= Sir Richard Harington, 11th Baronet =

Sir Richard Harington, 11th Baronet, JP, DL (20 May 1835 – 6 February 1911) was a British barrister and judge.

== Biography ==
Harington was the eldest son of the Rev. Richard Harington, DD, Principal of Brasenose College, Oxford, and Cecilia, daughter of Very Rev. Samuel Smith, DD, Dean of Christ Church, Oxford. He was educated at Eton and Christ Church, Oxford, where he won the Slade Scholarship in 1853. He gained second-class honours in Classics in 1856 and first-class honours in Law and Modern History in 1857. He was the Vinerian Law Scholar for 1858.

Called to the Bar in 1858, he was appointed Police Magistrate of Hammersmith and Wandsworth in November 1871. He was a Judge of the County Courts from 1872 to 1905. A deputy lieutenant and justice of the peace, he was chairman of the Herefordshire Quarter Sessions and County Alderman.

In 1877, he succeeded to the family baronetcy from his first cousin Sir John Edward Harington, 10th Baronet.

Harington married in 1860 Frances Agnata, daughter of the Rev.
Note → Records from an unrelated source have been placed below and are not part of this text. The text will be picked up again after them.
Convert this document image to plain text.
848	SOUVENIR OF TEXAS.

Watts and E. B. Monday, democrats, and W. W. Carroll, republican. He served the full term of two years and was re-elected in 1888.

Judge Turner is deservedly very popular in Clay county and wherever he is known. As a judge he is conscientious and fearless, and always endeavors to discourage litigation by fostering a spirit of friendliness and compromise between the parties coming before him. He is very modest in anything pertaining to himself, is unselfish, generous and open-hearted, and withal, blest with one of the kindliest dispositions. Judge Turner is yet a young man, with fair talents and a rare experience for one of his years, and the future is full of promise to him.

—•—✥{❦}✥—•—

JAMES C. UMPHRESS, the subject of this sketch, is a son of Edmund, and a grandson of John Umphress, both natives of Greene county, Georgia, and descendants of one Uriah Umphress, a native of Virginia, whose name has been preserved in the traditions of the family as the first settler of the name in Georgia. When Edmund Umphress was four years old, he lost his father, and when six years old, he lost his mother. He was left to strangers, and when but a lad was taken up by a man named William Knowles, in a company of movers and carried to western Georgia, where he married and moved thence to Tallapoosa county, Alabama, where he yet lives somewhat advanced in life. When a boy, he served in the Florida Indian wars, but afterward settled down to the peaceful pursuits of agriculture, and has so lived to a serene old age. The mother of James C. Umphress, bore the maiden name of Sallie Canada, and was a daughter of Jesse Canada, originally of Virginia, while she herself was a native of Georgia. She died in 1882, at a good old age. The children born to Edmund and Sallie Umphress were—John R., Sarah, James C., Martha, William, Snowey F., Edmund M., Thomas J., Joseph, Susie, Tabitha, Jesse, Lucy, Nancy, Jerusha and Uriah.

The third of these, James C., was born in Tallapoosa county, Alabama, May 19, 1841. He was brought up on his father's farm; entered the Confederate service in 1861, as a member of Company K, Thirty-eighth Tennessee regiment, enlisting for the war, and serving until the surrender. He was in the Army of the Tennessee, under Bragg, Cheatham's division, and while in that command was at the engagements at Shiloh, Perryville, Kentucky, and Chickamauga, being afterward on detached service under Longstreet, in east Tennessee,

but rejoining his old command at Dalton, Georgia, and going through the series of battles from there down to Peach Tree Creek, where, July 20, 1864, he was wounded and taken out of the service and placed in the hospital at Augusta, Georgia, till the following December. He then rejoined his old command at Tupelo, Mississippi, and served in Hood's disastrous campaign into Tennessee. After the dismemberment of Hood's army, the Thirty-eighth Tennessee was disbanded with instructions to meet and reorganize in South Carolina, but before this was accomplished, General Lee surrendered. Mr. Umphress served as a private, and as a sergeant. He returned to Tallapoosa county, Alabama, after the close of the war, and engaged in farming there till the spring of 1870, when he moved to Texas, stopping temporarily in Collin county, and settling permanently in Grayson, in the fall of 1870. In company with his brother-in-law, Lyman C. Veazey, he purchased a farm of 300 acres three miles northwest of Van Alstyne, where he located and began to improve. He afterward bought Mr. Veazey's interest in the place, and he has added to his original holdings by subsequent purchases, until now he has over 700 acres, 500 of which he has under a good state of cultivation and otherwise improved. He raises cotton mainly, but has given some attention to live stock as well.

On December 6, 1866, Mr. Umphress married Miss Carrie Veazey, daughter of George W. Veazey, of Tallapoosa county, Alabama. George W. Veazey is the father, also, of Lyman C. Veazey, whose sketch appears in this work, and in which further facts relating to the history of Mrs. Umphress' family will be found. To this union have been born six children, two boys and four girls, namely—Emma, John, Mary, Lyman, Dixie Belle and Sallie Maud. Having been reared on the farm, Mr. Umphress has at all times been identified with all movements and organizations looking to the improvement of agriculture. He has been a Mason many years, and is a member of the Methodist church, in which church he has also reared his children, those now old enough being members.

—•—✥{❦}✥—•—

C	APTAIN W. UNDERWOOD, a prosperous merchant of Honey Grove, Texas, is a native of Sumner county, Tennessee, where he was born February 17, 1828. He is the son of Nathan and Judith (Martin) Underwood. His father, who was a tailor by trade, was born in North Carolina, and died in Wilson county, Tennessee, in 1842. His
Robert Biscoe, prebendary of Hereford and rector of Whitbourne, Herefordshire; they had five sons and two daughters. He died on 6 February 1911 and was succeeded to the baronetcy by his eldest son, Sir Richard Harington, 12th Baronet, also a barrister and judge. His second and fourth sons Charles and Robert Harington were clergymen; his third son Edward was a County Court judge (a son of his eldest son, John Charles Dundas Harington, was also a County Court judge, making the family one of the two to have produced three County Court judges); while his fifth son John was a brigadier-general in the British Army. A daughter, Margaret Agnata, was married to George Hume Pollock, son of Baron Pollock.